Jak zapowiadali urzędnicy z miejskiego ratusza, rozpoczęły się nasadzenia na miejskich skwerach.
Kolorowo zrobiło się już przy ul. Warszawskiej w rejonie Konstantynowskiej. Zmiany widać na przebudowanym i powiększonym o 930 m² skwerze im. Lubońskiego i w okolicach skrzyżowania.

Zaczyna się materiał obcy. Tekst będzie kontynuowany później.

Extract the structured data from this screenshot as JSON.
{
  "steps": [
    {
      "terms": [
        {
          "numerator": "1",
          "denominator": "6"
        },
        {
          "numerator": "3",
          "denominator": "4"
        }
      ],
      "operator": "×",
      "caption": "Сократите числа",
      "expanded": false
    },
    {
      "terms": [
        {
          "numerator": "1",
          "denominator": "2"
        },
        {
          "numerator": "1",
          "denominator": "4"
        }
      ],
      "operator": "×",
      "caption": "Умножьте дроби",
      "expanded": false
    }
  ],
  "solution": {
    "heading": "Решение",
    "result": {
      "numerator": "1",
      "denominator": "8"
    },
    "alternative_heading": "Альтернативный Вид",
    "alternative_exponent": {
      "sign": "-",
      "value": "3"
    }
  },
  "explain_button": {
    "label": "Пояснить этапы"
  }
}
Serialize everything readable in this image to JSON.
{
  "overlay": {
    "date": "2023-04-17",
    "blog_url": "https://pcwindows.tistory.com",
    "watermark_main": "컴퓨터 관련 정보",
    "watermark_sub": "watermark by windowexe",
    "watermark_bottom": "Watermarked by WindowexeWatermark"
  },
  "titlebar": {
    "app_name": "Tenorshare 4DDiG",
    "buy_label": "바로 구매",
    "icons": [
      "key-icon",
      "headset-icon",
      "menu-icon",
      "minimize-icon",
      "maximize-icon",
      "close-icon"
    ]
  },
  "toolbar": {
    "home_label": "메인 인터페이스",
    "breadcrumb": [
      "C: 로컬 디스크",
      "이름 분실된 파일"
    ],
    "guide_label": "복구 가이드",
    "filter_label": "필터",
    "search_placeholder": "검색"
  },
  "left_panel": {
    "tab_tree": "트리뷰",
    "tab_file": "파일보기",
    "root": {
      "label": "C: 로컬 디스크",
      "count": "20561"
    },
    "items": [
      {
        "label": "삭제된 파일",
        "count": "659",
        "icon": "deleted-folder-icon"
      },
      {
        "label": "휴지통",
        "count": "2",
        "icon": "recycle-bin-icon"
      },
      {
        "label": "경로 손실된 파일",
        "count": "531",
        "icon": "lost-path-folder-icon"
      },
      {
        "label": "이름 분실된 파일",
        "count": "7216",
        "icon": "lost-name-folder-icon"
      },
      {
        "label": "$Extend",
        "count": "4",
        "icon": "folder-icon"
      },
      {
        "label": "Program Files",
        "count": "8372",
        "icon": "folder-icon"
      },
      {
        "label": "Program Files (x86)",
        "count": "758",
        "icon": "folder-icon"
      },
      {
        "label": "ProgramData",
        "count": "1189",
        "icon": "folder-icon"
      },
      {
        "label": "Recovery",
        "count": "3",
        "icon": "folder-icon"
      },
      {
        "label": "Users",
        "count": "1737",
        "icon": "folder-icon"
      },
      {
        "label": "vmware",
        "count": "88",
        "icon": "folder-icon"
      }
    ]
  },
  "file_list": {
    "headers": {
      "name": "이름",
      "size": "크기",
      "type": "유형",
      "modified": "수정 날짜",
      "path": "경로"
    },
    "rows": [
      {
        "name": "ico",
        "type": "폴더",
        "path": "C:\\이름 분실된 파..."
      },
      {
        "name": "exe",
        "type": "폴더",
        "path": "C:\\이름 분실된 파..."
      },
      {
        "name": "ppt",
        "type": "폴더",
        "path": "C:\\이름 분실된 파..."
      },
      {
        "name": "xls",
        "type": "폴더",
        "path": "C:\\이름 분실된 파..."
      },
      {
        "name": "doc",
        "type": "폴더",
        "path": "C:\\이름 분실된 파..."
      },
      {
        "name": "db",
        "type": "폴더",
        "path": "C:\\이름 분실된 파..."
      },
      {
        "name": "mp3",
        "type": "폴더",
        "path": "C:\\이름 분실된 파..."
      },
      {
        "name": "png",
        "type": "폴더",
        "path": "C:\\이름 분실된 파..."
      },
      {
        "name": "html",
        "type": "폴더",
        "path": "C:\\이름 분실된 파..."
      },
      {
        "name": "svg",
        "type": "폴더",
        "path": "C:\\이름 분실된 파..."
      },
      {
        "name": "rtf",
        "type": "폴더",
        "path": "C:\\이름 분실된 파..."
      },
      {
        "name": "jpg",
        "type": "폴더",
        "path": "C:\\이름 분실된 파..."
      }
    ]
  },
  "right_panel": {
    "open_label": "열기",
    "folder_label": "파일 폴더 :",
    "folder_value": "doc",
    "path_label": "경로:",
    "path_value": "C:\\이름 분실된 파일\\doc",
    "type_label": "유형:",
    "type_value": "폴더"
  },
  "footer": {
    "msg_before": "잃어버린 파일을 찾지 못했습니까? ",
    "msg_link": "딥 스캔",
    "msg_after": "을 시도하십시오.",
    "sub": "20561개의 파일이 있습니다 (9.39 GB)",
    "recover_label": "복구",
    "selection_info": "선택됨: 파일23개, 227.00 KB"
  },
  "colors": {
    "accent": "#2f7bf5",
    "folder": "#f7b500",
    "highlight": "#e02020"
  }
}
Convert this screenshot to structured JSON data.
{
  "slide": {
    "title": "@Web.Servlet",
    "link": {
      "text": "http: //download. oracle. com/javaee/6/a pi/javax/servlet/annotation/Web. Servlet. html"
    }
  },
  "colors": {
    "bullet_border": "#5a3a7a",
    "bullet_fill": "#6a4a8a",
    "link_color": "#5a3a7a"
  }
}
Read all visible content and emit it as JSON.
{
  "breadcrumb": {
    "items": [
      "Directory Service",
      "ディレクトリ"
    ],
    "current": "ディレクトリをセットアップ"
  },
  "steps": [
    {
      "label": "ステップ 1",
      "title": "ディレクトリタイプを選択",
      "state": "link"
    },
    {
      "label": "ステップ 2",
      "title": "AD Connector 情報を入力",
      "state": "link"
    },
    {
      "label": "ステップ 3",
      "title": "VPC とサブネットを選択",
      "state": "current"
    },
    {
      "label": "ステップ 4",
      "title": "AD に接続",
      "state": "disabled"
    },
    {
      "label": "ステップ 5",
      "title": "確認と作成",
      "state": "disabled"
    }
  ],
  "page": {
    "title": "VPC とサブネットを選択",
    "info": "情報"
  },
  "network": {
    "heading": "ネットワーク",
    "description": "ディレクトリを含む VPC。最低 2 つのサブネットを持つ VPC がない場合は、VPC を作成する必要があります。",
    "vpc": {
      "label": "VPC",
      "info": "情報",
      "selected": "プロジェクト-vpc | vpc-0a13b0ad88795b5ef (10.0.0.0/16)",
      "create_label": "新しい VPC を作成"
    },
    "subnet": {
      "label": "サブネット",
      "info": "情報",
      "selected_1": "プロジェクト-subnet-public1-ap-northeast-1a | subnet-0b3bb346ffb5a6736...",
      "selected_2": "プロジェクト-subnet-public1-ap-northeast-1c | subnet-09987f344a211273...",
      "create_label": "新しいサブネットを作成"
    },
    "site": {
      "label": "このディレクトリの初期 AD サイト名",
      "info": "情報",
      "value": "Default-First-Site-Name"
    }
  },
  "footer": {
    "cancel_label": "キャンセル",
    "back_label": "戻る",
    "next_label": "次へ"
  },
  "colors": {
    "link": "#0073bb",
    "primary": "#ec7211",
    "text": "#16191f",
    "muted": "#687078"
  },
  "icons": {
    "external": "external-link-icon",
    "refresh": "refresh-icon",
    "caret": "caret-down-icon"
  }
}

– Dosadzono różnokolorowe drzewa, krzewy i byliny, wybierając gatunki roślin, które wyglądają efektownie, ale też dobrze radzą sobie w otoczeniu jezdni i są łatwe w pielęgnacji – informuje Aneta Klimek, rzecznik prasowy Urzędu Miejskiego w Pabianicach.
Więcej zieleni niż dotąd jest też na skwerze im. Pietrzaka, przy ul. Szarych Szeregów. W piątek nasadzono tam dekoracyjne krzewy pęcherznicy, a istniejące rabaty uporządkowano i uzupełniono roślinami.
Nasadzenia będą kontynuowane w kolejnych miejscach.
REKLAMA
Ok a co z tą betonozą na zamkowej???
A może by tak jakiś komentarzyk, że sluszna inicjatywa. Tylko się nie pchać. Dla każdego miejsca wystarczy.
bo dziady nie mają na co ponarzekać, to i komentarzy mało 🙂
Wreszcie coś pozytywnego. Ciekawe tylko jak długo to będzie przy pabianickich patusach
Co z Betonowym Centrum ?
Bardzo ładnie. Mam nadzieję, że w kolejnych latach ktoś będzie dbał o te miejsca. Sprawdzimy za 5 lat…
oby ten trend utrzymał się dlugo i nie wyparował przedwcześnie z głów zarządzających mistem
Grusza, śliwa i oliwa
Wybory zbliżają się wielkimi krokami to coś trzeba było zrobić nie xD
Pierdzielisz, że się słuchać nie da. Akurat w Pabianicach to od lat się „coś robi”, dlatego od lat żyjemy na placu budowy i nie mówię tylko o głównej ulicy. Narzekamy na utrudnienia, ale po obecnej władzy zostanie ślad w postaci wielu odnowionych ulic (choćby tej, na której mieszkam – wczoraj asfalt kładli, chodnik z miesiąc temu zrobili), wielu rowerowych ścieżek (choćby tych, którymi jeżdżę, dodatkowo zapatrzonymi w latarnie, których na ulicy Wiejskiej za szpitalem w ogóle nie było) czy choćby tych nasadzeń.